Sarkastickunt

  • I always sing along when I listen to music, happily ignorant to the fact that I sound like a rabid ferret getting railed with a bat studded with nails.
  • Ha…new band name.
  • No one makes me laugh like my kids. Except when I see you guys naked…then I LAUGH HARD AND LONG. 
  • I don’t understand pockets in aprons. What are you putting in there? Samples? Spoons? Snacks for later?
  • My phone knows the word cunt but still turns XOXO into coco. Asshole.
  • I haven’t been to a concert since NKOTB. And I don’t even think that really counts. Although, I got groped and high from the fumes of a passing doobie smoked by a fat girl in espadrilles. I don’t know what that means either.
  • I spend a considerable amount of time vacuuming. I mean..like..hours a week. My kids are animals. Okay..me too.

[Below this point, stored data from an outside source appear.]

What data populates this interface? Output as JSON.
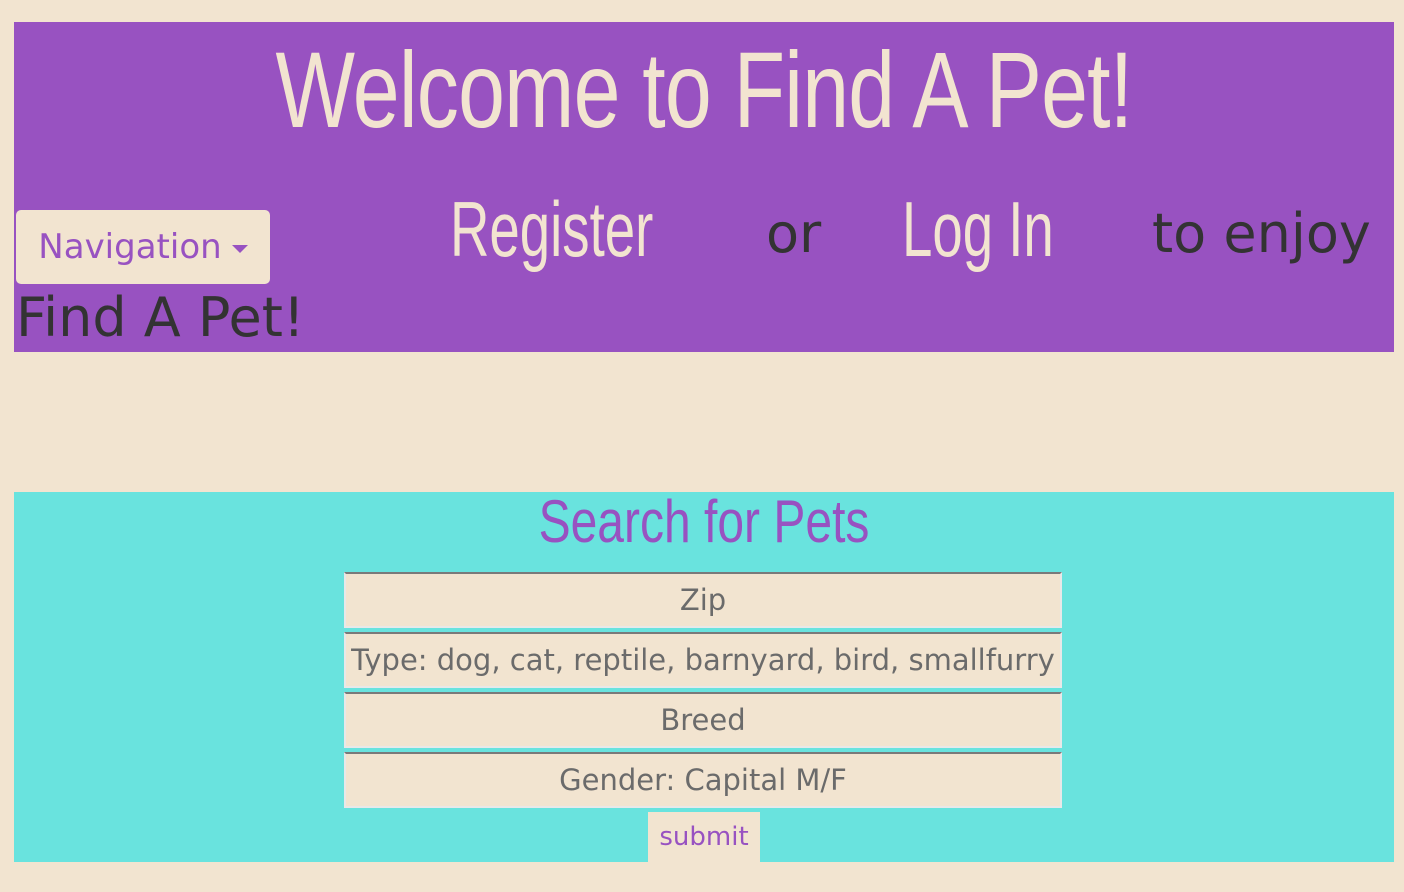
{
  "header": {
    "title": "Welcome to Find A Pet!",
    "nav_button_label": "Navigation",
    "register_link": "Register",
    "or_text": "or",
    "login_link": "Log In",
    "to_enjoy_text": "to enjoy",
    "find_a_pet_text": "Find A Pet!"
  },
  "search": {
    "title": "Search for Pets",
    "zip_placeholder": "Zip",
    "type_placeholder": "Type: dog, cat, reptile, barnyard, bird, smallfurry",
    "breed_placeholder": "Breed",
    "gender_placeholder": "Gender: Capital M/F",
    "submit_label": "submit"
  },
  "colors": {
    "page_bg": "#f2e4d0",
    "header_bg": "#9852c1",
    "search_bg": "#69e3de",
    "accent_text": "#9852c1",
    "dark_text": "#333333"
  },
  "icons": {
    "nav_caret": "caret-down-icon"
  }
}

  • Nude colored tank tops are dangerous and cause multiple double takes at the gym.
  • I would like to smoke an electric cigarette. Whilst wearing satin elbow length gloves. Or maybe just a Newport. I don’t even care.
  • I am bi lingual…I can order anything off the menu at Taco Bell.
  • I am making a roast beef and the whole time it’s cooking I am thinking about pizza. if that is not proof I need a lobotomy..I don’t know what is.
  • I bet if I order a pizza tomorrow I will sit and think about roast beef.
  • I’m an asshole.

  1. palomaloma said: I legit just snorfeld out loud at bullet number three. Yes, SNORFELD.